Andrew and my parents started playing with other children.  Mario (the boy with Andrew below) is only 9 months old.

We also played with Maria del Rosario, who squealed with delight when Andrew tossed her around. She is only a year old and was all dressed up in a new Christmas outfit.

Our family also got a tour of the apartment.  I was expecting it to be bare, dark and depressing. But it was actually filled with light. The kids also have plenty of toys to play with.

However, I was saddened to learn that many of the kids at the orphanage have parents who are alive. Many of those parents gave up care up their kids to the state because they couldn’t afford to take care of them or because the children have special needs.
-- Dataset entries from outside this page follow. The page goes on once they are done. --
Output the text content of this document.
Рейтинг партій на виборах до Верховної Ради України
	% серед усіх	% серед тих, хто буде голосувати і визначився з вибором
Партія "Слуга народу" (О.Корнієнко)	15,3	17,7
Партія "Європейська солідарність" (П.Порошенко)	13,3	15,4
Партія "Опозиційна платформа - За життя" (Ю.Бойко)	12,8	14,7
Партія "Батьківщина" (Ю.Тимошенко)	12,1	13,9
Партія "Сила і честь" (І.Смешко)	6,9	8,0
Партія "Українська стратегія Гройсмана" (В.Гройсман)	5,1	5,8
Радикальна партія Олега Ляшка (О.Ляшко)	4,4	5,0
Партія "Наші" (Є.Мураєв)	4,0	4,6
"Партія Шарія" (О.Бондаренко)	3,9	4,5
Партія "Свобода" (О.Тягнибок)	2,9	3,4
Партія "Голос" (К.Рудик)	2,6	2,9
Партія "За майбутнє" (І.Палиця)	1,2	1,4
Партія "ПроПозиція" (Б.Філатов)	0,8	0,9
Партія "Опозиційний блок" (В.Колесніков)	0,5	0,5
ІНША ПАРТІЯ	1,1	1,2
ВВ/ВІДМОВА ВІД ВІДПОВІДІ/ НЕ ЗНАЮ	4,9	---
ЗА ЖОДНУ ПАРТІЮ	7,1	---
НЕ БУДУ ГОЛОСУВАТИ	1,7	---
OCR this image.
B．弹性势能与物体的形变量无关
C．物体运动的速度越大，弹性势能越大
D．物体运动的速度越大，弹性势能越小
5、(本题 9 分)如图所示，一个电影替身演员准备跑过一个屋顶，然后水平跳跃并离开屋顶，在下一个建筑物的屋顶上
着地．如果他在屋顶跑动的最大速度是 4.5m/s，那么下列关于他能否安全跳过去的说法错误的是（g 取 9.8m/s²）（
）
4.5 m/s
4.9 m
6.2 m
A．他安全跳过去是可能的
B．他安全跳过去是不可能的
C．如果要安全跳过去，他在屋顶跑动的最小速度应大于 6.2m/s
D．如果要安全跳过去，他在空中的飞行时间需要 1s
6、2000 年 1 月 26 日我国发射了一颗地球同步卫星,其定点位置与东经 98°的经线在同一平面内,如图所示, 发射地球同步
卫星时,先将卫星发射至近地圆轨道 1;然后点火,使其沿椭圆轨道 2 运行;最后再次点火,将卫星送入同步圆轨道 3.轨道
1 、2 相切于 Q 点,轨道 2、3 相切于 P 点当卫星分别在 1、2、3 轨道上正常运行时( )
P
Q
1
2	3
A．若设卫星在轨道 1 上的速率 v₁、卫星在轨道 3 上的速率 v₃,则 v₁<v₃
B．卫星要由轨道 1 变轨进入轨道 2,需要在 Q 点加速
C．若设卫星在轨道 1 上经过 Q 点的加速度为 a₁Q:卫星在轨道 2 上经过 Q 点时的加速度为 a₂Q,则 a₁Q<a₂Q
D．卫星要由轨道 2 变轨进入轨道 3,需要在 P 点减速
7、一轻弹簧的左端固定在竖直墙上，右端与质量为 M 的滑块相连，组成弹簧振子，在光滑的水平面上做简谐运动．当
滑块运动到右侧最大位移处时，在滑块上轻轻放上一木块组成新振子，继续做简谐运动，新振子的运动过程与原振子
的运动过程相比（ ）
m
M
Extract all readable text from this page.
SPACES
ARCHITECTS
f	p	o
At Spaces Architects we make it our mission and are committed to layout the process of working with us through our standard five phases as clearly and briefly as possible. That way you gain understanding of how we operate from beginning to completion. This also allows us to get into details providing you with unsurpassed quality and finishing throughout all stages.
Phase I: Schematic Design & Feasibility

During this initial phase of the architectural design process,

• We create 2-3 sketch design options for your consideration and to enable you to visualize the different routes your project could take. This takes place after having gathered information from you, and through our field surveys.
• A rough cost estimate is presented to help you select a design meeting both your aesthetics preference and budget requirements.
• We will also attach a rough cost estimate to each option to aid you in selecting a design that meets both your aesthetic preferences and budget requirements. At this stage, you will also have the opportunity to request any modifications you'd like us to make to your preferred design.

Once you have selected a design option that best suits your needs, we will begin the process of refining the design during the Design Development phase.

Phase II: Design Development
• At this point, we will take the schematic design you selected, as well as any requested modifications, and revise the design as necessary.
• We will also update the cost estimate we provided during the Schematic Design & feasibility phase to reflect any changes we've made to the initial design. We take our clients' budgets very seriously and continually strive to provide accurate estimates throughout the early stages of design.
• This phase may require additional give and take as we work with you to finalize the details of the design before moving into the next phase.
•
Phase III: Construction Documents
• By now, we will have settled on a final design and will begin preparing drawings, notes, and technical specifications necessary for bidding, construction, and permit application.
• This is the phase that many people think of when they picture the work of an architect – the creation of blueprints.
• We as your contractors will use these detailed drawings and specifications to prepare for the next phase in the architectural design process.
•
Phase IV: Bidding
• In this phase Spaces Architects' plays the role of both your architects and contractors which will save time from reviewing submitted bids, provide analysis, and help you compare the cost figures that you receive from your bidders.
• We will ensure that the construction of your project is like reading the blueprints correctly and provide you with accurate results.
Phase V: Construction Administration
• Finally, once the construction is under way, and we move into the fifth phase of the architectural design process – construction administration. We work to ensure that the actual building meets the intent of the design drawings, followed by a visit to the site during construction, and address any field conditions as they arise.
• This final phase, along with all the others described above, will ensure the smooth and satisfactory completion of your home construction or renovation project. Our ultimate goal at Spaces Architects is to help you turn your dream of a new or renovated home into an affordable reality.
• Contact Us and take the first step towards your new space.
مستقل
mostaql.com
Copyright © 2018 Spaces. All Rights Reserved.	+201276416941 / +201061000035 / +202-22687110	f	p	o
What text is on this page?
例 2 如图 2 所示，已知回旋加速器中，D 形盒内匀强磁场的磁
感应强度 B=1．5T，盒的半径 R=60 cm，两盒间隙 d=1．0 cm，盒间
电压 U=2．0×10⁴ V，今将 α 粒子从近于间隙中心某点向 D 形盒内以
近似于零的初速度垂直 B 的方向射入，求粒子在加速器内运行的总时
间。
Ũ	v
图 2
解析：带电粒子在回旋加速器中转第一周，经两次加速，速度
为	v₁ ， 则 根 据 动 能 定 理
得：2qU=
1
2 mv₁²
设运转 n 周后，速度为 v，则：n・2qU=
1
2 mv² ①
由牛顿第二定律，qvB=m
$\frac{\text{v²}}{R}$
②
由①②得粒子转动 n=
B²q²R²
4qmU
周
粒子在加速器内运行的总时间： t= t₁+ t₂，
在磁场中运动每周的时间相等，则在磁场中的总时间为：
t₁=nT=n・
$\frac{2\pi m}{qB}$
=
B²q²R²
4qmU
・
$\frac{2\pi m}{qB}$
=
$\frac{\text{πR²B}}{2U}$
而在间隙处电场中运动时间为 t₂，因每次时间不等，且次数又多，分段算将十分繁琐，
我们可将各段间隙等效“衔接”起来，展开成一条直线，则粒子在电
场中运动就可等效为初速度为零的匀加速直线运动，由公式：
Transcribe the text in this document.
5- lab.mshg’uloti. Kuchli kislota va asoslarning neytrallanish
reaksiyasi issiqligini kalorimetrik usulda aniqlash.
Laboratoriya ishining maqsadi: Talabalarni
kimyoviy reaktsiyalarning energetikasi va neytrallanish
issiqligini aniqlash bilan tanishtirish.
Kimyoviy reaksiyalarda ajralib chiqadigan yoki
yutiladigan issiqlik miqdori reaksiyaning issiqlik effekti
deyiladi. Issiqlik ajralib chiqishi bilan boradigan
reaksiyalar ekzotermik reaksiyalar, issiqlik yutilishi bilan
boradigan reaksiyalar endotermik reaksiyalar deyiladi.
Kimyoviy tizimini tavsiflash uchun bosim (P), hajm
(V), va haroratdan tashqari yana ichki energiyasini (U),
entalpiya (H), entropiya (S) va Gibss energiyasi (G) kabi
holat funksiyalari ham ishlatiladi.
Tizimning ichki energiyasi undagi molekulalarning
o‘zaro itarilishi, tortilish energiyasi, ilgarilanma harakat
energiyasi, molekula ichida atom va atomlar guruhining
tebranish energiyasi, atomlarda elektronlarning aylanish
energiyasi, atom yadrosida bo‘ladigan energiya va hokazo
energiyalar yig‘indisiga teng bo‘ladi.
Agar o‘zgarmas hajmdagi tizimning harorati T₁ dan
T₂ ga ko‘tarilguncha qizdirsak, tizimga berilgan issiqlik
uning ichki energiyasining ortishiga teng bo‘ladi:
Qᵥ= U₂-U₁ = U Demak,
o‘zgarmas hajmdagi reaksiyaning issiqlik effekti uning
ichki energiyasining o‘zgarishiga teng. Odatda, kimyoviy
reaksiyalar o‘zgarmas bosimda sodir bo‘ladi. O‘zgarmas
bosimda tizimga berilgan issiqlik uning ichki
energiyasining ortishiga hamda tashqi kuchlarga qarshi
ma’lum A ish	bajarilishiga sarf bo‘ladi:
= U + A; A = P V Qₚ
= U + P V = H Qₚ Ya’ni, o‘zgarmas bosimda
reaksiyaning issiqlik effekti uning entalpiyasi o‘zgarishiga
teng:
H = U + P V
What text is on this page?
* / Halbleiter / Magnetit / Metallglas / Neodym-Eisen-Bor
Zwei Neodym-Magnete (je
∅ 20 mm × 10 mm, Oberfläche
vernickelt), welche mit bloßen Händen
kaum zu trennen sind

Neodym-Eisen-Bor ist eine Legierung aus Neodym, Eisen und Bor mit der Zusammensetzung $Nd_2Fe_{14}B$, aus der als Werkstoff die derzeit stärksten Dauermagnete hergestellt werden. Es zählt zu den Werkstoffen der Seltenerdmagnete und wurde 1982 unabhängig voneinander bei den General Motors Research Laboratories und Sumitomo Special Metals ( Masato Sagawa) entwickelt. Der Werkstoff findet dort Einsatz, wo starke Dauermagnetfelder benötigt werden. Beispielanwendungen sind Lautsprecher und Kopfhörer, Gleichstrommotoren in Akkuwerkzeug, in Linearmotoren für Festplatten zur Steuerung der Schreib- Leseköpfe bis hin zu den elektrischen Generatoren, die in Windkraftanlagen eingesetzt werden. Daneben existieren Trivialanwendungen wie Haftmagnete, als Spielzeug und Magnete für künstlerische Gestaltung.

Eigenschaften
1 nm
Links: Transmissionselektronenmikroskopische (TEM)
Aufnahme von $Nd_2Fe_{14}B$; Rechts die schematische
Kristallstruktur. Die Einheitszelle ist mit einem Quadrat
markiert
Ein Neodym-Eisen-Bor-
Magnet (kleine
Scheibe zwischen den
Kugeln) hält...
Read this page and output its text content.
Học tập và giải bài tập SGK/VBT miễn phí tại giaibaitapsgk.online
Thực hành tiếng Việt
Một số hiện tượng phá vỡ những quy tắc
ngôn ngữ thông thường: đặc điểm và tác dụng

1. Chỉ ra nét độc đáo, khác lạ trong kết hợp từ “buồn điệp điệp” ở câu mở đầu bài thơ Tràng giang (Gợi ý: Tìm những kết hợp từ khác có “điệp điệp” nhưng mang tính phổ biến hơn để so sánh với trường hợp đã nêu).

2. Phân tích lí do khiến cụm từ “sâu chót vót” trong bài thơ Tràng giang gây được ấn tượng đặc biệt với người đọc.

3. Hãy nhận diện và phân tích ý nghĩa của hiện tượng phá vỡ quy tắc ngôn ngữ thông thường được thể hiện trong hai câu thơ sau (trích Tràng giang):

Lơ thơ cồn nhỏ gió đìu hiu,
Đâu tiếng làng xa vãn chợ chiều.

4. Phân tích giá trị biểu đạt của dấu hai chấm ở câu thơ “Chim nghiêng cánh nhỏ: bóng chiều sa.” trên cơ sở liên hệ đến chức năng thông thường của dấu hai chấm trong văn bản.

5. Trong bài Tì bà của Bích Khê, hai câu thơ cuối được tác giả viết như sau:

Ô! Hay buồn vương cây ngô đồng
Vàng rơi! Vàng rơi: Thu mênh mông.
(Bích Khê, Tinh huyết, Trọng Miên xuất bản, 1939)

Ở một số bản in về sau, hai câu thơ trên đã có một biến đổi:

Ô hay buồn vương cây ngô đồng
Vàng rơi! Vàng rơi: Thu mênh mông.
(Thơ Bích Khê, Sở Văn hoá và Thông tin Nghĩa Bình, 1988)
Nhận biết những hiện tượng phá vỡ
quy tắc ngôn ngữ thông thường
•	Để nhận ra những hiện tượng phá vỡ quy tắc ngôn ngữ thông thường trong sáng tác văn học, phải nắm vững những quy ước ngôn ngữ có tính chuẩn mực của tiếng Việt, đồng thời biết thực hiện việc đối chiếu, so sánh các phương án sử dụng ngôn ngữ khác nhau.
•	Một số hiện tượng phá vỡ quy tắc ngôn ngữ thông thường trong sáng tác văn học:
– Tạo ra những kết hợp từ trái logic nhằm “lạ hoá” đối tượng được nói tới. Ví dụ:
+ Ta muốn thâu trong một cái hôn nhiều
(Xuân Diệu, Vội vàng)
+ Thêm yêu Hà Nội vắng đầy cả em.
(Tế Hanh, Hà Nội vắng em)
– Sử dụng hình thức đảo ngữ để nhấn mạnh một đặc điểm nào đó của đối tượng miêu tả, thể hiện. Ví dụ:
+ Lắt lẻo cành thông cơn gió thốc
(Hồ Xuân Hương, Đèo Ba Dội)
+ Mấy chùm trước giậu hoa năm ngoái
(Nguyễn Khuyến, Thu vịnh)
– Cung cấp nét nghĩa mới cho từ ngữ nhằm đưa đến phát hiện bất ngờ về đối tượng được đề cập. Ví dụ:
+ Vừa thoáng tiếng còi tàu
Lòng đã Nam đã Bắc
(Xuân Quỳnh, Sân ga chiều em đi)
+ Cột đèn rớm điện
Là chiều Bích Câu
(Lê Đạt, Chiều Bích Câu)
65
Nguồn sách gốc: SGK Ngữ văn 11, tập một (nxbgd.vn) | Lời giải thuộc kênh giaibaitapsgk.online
Towards the end of our visit, another boy came to the apartment with a big smile. He immediately gave us all big hugs. He introduced himself as Rene and said he was 13 years old. That hit a nerve with me because I am 13 years old. After he hugged my mom, Rene asked her “¿Me llevas?” We were a little bit confused because in Spanish the verb llevar means to carry.  My mom thought Rene wanted to be carried around the room. Turns out, he wanted to be carried home with us, which was heartbreaking.  When it was time to leave, you can see Rene couldn’t stop hugging us. The photos say it all.

Thinking about the visit, I can honestly say I really loved it. Andrew and my parents did too. I know the children were very happy and felt loved by the time we left. I will never forget the amazing historical sites in Peru. But I can assure you I will also never forget  the feeling of being warmly embraced by the kids in the orphanage, either.